Insider Brief
- The Australian Renewable Energy Agency (ARENA) has awarded $4.9 million to Boston-based robotics firm Luminous as the first recipient of its $100 million Solar ScaleUp Challenge to reduce the cost of utility-scale solar power.
- Luminous will deploy five AI-powered LUMI robots that automate solar panel installation, aiming to accelerate construction, reduce labor demands, and lower overall project costs by up to 6.2%.
- The robots will be tested at two major Australian solar farms in New South Wales and Victoria, marking the first full fleet deployment of the LUMI system globally.
The Australian Renewable Energy Agency (ARENA) has awarded $4.9 million to robotics firm Luminous to deploy an AI-powered robots for lowering costs and speeeding up large-scale solar construction.
According to the Australian government, the funding is the first award from ARENA’s $100 million Solar ScaleUp Challenge, a national effort to drive innovation that reduces the cost of utility-scale solar power. According to ARENA, this challenge is central to achieving its goal of cutting installed solar costs to 30 cents per watt and reducing the levelized cost of electricity below $20 per megawatt hour—targets considered vital to making solar the backbone of Australia’s energy future.
Luminous’ project centers on a robotic system known as LUMI, designed to automate one of the most physically demanding tasks in solar construction: the placement of photovoltaic panels onto metal racks. By using artificial intelligence and vision-guided controls, LUMI autonomously picks and places solar modules, leaving only the final securing steps to human workers. This semi-automated approach reduces manual labor, minimizes the risk of lifting injuries, and improves installation speed.

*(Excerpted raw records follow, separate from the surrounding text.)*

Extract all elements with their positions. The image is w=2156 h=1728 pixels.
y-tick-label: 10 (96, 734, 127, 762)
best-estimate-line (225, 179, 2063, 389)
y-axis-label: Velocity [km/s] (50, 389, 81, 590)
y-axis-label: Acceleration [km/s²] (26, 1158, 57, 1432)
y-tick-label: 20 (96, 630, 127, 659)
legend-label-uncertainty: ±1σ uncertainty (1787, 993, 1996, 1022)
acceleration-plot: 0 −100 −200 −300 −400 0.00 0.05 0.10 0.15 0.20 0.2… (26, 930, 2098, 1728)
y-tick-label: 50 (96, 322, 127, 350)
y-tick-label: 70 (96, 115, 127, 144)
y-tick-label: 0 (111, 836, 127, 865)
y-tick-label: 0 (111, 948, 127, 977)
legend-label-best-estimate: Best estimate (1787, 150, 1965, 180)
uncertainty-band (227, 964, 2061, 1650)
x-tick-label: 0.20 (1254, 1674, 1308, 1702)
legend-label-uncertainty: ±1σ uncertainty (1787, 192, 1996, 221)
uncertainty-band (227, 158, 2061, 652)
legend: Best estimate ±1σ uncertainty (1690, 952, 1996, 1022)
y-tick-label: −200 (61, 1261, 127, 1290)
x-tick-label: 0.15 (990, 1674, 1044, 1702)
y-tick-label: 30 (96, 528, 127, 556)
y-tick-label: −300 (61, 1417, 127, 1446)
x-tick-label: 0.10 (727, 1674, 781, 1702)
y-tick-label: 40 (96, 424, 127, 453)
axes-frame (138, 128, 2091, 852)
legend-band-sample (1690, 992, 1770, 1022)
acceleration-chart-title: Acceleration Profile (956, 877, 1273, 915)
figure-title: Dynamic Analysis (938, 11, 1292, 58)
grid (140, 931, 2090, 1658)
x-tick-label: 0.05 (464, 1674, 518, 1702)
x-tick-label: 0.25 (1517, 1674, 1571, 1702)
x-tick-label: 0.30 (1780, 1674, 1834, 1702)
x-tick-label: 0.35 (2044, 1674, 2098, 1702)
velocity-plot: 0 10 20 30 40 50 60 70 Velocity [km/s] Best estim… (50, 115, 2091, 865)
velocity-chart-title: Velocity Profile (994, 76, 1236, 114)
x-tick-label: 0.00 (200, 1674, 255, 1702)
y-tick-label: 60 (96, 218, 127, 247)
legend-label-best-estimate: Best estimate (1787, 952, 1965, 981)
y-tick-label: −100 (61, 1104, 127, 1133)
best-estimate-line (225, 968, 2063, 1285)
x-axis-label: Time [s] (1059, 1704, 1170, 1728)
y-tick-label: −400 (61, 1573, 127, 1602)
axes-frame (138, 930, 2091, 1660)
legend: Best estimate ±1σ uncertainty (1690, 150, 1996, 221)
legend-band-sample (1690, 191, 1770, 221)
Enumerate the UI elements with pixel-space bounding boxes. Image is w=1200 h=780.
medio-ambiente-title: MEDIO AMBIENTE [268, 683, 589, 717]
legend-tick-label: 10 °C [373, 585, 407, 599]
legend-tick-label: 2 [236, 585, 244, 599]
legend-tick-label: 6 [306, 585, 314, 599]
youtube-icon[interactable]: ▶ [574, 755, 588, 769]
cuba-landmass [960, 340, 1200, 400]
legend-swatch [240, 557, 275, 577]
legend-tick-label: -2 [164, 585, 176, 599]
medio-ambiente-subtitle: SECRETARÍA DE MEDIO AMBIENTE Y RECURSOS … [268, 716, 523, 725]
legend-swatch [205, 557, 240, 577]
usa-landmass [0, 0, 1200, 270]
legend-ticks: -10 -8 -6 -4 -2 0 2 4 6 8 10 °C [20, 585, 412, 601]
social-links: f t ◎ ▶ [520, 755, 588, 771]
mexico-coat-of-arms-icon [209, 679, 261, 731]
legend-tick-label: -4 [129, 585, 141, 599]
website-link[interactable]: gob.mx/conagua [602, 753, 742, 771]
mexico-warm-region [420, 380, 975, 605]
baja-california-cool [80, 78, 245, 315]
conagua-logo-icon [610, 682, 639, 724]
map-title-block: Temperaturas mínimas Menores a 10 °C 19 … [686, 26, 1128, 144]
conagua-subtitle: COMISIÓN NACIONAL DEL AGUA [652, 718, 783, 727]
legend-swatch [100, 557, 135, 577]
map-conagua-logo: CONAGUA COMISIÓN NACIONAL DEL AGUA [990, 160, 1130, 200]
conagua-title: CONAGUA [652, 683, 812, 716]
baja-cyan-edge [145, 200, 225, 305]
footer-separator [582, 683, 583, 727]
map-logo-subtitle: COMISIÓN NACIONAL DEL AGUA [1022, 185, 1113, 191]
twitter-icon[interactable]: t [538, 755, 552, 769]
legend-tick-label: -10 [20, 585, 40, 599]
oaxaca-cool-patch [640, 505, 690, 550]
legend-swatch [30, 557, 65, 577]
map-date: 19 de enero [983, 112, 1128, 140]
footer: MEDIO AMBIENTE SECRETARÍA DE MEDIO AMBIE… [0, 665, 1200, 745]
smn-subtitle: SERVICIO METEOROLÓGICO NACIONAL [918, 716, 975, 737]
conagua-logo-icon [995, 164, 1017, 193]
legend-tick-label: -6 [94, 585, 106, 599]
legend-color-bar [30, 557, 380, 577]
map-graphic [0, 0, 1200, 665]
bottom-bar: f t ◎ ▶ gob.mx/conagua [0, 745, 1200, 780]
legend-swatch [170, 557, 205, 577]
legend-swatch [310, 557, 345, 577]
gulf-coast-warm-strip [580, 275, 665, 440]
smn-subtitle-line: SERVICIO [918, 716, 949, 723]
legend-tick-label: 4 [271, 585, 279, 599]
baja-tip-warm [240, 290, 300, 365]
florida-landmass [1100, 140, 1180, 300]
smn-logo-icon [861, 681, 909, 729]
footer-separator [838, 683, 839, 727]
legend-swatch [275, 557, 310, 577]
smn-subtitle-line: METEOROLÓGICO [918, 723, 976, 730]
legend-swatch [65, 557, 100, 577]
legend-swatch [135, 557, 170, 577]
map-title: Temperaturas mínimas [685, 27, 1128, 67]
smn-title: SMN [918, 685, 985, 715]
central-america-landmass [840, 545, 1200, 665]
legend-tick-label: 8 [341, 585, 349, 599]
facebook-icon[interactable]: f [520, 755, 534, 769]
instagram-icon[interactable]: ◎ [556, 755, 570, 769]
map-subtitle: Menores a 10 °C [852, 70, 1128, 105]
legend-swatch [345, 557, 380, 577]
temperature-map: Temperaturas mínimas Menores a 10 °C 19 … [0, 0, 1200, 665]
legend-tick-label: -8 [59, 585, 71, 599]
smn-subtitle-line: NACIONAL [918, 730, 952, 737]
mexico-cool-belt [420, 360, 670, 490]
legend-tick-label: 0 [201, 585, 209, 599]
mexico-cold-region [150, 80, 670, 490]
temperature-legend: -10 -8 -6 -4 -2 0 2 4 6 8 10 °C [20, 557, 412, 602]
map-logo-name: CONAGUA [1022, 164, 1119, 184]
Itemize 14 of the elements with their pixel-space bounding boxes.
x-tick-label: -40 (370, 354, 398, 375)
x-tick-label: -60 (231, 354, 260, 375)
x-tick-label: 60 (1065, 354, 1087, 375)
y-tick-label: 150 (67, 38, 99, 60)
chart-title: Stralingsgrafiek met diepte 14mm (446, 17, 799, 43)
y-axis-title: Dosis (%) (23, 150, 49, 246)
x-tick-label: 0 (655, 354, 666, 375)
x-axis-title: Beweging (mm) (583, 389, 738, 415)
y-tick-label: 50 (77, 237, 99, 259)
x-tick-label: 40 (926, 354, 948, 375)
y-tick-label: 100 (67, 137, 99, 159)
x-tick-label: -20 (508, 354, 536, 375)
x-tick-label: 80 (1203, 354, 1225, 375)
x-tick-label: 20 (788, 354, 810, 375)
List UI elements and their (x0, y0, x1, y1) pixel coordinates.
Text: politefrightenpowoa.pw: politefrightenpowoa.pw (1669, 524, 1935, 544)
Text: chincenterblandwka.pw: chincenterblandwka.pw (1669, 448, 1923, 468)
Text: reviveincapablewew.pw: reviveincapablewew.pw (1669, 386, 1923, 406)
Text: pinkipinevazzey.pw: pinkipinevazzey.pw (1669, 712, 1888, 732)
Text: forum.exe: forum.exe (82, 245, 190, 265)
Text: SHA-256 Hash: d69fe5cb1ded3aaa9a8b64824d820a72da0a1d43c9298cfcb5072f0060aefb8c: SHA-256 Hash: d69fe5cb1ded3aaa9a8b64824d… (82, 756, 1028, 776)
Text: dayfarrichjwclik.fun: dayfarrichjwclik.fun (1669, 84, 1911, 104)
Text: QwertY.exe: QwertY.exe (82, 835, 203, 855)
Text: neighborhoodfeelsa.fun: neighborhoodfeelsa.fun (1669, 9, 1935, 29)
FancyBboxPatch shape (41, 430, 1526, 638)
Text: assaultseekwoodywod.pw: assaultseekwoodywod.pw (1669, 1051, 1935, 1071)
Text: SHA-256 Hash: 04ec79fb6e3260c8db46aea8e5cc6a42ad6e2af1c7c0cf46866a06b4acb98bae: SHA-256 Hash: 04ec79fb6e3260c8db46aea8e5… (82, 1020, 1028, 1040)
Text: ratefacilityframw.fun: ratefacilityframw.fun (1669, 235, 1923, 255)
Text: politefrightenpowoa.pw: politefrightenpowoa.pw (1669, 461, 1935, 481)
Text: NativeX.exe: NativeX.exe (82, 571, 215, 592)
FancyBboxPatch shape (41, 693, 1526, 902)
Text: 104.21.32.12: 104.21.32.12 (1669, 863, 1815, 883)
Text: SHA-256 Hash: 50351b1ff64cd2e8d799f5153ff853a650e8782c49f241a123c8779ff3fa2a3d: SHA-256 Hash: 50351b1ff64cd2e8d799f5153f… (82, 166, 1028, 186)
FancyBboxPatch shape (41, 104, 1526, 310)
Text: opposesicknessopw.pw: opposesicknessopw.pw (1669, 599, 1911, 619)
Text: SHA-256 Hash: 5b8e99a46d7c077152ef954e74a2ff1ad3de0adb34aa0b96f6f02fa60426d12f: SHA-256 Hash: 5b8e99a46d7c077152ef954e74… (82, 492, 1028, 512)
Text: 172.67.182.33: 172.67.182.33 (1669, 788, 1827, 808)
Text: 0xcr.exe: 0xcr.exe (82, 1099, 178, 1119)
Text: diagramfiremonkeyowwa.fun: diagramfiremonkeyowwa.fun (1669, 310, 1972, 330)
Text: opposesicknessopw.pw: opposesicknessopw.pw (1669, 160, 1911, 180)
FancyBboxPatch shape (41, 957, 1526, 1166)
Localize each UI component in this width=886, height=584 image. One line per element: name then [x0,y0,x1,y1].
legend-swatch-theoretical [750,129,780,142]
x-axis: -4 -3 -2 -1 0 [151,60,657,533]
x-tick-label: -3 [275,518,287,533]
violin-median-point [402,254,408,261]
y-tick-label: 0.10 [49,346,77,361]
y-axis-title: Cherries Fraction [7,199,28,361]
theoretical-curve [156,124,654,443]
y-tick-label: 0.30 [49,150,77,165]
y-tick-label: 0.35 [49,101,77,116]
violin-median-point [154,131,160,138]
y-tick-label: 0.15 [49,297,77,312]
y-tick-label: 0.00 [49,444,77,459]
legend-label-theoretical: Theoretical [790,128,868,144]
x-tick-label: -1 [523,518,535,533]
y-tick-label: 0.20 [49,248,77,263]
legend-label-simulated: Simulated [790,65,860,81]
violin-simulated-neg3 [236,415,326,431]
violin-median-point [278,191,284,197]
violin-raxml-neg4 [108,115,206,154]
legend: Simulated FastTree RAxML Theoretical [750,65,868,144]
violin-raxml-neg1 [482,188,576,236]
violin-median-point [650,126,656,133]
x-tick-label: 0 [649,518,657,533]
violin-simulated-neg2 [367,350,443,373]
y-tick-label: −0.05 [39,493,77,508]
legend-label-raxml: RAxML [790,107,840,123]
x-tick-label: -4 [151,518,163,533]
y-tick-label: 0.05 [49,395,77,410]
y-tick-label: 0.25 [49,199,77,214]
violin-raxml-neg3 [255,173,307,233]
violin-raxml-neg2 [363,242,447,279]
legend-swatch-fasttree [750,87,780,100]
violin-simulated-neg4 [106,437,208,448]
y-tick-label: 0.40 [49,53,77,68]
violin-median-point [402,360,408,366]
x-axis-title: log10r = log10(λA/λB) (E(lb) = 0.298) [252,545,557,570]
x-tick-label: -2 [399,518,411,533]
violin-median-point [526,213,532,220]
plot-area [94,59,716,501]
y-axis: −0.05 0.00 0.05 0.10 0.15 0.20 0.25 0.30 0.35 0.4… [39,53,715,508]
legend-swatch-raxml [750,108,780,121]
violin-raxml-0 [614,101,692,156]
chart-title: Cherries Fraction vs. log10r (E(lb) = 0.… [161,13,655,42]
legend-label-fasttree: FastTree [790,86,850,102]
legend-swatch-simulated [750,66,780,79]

According to Luminous, tests of LUMI on solar farms in the United States showed the robot could help install panels up to 3.5 times faster than conventional methods, while lowering total construction costs by as much as 6.2%. The Australian trial will be the first global deployment of a full LUMI fleet, consisting of five units.
“With LUMI, we’re not just introducing a robot – we’re setting out to redefine the standard for how solar farms are built and help sites energise faster and safer,” Luminous CEO Jay M. Wong said in a statement. “Deploying our LUMI fleet in Australia will allow us to capture the data, performance insights and real-world impact needed to drive global adoption – the kind of scale and transformation we founded Luminous to achieve.”
The robots will be used on two high-capacity solar projects: the 440-megawatt Neoen Culcairn Solar Farm in New South Wales and the 250-megawatt Engie Goorambat East Solar Farm in Victoria, ARENA noted. Luminous is partnering with Equans, a global engineering and construction firm, to manage deployment and integration.
The method behind LUMI’s efficiency lies in its ability to handle repetitive tasks under variable field conditions. Using pre-mapped installation plans, the robots adapt to terrain and alignment changes on site. Each robot includes onboard navigation and adaptive gripping systems to place modules quickly without needing reconfiguration between sites.